Conversamos a viagem toda. Da estação que eu peguei o trem até meu destino eram cinco estações. Ela perguntou tantas coisas, conversamos tanto que nem dei conta de que eu precisava descer. Quando cheguei na minha estação, levantei abruptamente e ela perguntou se podia ficar com o número do meu telefone. Respondi a ela: - Nos encontraremos novamente e conversaremos mais - . E saí do trem em direção a saída da estação, olhando pra trás seu rosto de desapontamento.

Há muito tempo eu não tinha uma mulher pra mim mas não queria dessa forma. Preferi deixar ela sonhar, afinal, hoje em dia é tão raro. Quem sabe o destino nessa selva de pedras não faça sua parte?

Saí da estação de metrô e vi duas ligações perdidas no meu celular. Uma era de um número desconhecido. Outro era do meu chefe. Preferi ignorar os dois.

Cheguei no prédio onde moro e econtrei com meu vizinho na portaria. Ele saindo e eu entrando. Era um pouco mais velho do que eu, mas em boa forma. Falei um "tudo bom" e ele apenas mexeu a cabeça positivamente. Eu o vejo a 6 anos todos os dias e sei absolutamente nada a respeito dessa pessoa. Aliás, sei absolutamente nada de todos os habitantes do prédio onde resido.

Abri a porta do meu apartamento e o mesma se encontrou totalmente escuro. Parecia uma catacumba. Nem meu gato de estimação veio me fazer companhia. Até ele me abandonou. Joguei a pasta no sofá e a gravata na cadeira da mesa de jantar. Era estranho estar sozinho novamente. Já estava acostumado com a presença dela. Era esquisito não sentir o aroma do seu perfume, nao ouvir sua voz no fundo da casa ou até mesmo suas broncas repetitivas e enfadonhas com sua voz renitente.

Era mais estranho ainda querer todas essas pequenas coisas novamente.

Não sentia fome para jantar. Meus amigos comentaram que eu havia perdido um pouco de peso. Após esquentar a água para fazer um café, meu celular começou a tocar. Por um momento, por um fio de esperança, pensei que era ela. Vi o número e o nome piscando no celular. Era outra pessoa, outra mulher me ligando, bem mais linda e atraente mas muito menos interessante. Não era ela. Não me interessava. Nesse momento senti uma falta enorme de sua companhia, mas me controlei.

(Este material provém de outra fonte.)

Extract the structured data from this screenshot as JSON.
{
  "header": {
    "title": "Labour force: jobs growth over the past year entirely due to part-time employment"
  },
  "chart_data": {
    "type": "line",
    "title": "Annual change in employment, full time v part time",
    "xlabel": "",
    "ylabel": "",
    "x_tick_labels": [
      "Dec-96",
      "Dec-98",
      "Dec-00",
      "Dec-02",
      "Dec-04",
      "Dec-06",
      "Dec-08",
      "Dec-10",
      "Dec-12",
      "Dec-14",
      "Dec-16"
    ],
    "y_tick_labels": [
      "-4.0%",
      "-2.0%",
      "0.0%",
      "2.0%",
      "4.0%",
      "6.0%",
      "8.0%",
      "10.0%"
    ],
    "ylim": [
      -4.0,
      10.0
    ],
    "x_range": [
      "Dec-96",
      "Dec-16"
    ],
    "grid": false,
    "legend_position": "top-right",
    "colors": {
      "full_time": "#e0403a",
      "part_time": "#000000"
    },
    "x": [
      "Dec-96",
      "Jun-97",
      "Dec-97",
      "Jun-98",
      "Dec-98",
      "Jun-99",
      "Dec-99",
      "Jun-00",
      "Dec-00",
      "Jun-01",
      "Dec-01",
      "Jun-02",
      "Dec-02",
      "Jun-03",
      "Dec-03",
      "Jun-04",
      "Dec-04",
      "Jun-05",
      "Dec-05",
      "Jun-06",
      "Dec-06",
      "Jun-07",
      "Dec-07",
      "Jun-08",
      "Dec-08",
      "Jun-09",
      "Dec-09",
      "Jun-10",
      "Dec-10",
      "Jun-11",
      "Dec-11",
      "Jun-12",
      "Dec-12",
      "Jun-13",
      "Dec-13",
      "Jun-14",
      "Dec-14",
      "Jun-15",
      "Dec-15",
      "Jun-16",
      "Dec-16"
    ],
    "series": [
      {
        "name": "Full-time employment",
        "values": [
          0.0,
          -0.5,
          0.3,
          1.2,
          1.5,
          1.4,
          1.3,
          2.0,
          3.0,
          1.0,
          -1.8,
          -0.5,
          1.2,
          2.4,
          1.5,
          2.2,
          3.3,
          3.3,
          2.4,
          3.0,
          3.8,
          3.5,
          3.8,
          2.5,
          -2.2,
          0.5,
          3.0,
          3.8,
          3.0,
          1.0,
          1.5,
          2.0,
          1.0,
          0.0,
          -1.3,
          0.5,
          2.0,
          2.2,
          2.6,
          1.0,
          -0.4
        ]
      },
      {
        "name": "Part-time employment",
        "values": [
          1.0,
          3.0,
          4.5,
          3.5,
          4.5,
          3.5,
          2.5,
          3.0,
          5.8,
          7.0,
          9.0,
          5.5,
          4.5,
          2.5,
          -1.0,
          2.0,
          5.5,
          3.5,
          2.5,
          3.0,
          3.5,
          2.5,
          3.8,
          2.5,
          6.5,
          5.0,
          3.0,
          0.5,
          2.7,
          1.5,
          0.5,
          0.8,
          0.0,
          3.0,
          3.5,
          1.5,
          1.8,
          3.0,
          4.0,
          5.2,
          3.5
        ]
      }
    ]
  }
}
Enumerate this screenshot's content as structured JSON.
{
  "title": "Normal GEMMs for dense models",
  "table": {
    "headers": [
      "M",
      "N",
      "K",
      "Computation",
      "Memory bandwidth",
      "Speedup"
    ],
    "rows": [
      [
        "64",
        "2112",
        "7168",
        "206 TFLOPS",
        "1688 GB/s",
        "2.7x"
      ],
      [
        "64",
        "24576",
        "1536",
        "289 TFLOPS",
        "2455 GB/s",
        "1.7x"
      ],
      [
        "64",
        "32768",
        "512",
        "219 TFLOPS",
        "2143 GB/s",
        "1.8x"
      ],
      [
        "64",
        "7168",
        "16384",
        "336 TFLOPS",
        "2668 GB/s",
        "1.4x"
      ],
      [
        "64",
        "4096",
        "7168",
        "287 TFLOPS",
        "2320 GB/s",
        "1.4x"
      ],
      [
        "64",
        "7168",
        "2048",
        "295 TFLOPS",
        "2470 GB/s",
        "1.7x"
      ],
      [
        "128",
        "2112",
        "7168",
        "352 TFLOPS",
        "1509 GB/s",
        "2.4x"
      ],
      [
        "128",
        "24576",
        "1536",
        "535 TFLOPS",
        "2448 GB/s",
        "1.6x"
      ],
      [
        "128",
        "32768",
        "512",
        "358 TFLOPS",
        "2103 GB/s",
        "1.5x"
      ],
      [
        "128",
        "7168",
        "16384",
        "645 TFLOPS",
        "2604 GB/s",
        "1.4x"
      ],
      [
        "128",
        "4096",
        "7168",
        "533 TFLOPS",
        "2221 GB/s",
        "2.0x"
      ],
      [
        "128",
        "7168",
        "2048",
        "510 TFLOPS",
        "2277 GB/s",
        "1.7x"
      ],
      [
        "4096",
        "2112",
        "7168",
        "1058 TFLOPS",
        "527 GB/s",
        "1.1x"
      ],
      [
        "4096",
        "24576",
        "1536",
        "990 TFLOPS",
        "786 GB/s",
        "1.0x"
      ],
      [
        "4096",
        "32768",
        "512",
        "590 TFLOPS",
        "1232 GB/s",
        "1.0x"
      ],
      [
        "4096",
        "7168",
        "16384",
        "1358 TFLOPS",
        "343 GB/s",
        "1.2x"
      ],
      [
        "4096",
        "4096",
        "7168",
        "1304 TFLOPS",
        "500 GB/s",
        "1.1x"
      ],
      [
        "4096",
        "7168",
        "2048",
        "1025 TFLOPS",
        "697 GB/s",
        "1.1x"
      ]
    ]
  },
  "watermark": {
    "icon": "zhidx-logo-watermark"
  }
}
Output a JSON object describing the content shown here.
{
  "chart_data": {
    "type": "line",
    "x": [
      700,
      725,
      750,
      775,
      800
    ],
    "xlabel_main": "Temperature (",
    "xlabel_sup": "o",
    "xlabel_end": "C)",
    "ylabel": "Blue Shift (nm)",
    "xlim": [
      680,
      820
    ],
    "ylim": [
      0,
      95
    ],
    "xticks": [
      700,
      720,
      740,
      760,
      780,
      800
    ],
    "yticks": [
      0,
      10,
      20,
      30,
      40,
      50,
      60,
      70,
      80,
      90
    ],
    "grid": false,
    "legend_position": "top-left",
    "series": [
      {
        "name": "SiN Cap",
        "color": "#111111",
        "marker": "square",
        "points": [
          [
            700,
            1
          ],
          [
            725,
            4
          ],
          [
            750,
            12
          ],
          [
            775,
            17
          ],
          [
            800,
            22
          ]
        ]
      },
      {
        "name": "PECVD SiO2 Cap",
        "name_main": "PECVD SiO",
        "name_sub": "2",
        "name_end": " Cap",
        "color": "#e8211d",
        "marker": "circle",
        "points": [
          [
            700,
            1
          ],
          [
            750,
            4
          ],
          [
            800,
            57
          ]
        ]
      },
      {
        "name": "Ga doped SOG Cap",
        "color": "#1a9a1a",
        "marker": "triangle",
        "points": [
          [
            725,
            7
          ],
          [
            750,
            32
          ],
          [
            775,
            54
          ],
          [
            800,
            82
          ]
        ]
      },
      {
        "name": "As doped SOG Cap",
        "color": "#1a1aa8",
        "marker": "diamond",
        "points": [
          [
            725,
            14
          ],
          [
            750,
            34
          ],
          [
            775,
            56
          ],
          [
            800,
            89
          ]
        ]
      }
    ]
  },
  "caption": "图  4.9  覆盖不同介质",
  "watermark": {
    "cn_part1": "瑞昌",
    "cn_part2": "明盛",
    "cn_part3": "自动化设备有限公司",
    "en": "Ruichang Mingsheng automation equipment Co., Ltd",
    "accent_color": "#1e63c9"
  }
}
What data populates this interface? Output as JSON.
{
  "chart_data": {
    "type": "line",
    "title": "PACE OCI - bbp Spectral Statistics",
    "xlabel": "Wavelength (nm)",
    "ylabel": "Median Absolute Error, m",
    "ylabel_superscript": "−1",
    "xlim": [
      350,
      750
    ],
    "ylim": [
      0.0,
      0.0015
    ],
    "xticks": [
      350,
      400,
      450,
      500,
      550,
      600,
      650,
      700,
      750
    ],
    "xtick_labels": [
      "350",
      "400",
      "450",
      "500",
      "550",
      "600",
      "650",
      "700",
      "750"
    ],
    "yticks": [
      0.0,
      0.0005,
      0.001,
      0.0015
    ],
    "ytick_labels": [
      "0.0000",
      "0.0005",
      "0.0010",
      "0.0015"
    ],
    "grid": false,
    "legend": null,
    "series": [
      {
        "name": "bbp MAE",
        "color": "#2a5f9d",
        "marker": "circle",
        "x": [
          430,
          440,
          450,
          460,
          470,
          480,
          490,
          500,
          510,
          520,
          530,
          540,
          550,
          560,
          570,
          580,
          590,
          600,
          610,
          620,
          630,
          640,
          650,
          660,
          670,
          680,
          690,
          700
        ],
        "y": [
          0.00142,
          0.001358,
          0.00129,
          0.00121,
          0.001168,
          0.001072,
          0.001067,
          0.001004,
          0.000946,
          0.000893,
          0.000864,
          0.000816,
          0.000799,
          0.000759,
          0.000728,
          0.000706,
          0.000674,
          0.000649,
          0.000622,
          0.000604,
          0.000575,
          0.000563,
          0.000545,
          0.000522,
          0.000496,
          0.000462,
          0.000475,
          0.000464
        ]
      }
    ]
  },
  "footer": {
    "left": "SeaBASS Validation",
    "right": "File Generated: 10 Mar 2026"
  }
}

Seria difícil dormir naquela cama enorme sozinho de novo.

Respirei fundo. Aos poucos estava me acostumando com essa sensação. Voltei a sala, coloquei a xícava de café com leite e adoçante na mesinha e desabei no sofá. O mesmo ainda tinha o cheiro dela. Isso era tortura. Peguei o controle da televisão e liguei o mesmo. Minha mente estava vazia e nem um pouco afim de ser preenchida.

Então, antes de dar uns goles no café e adormecer no sofá, acabei assistindo uma parte do telejornal, passando quase tudo aquilo que eu acabara de ver nas ruas.

Tudo igual, mas de formas diferentes.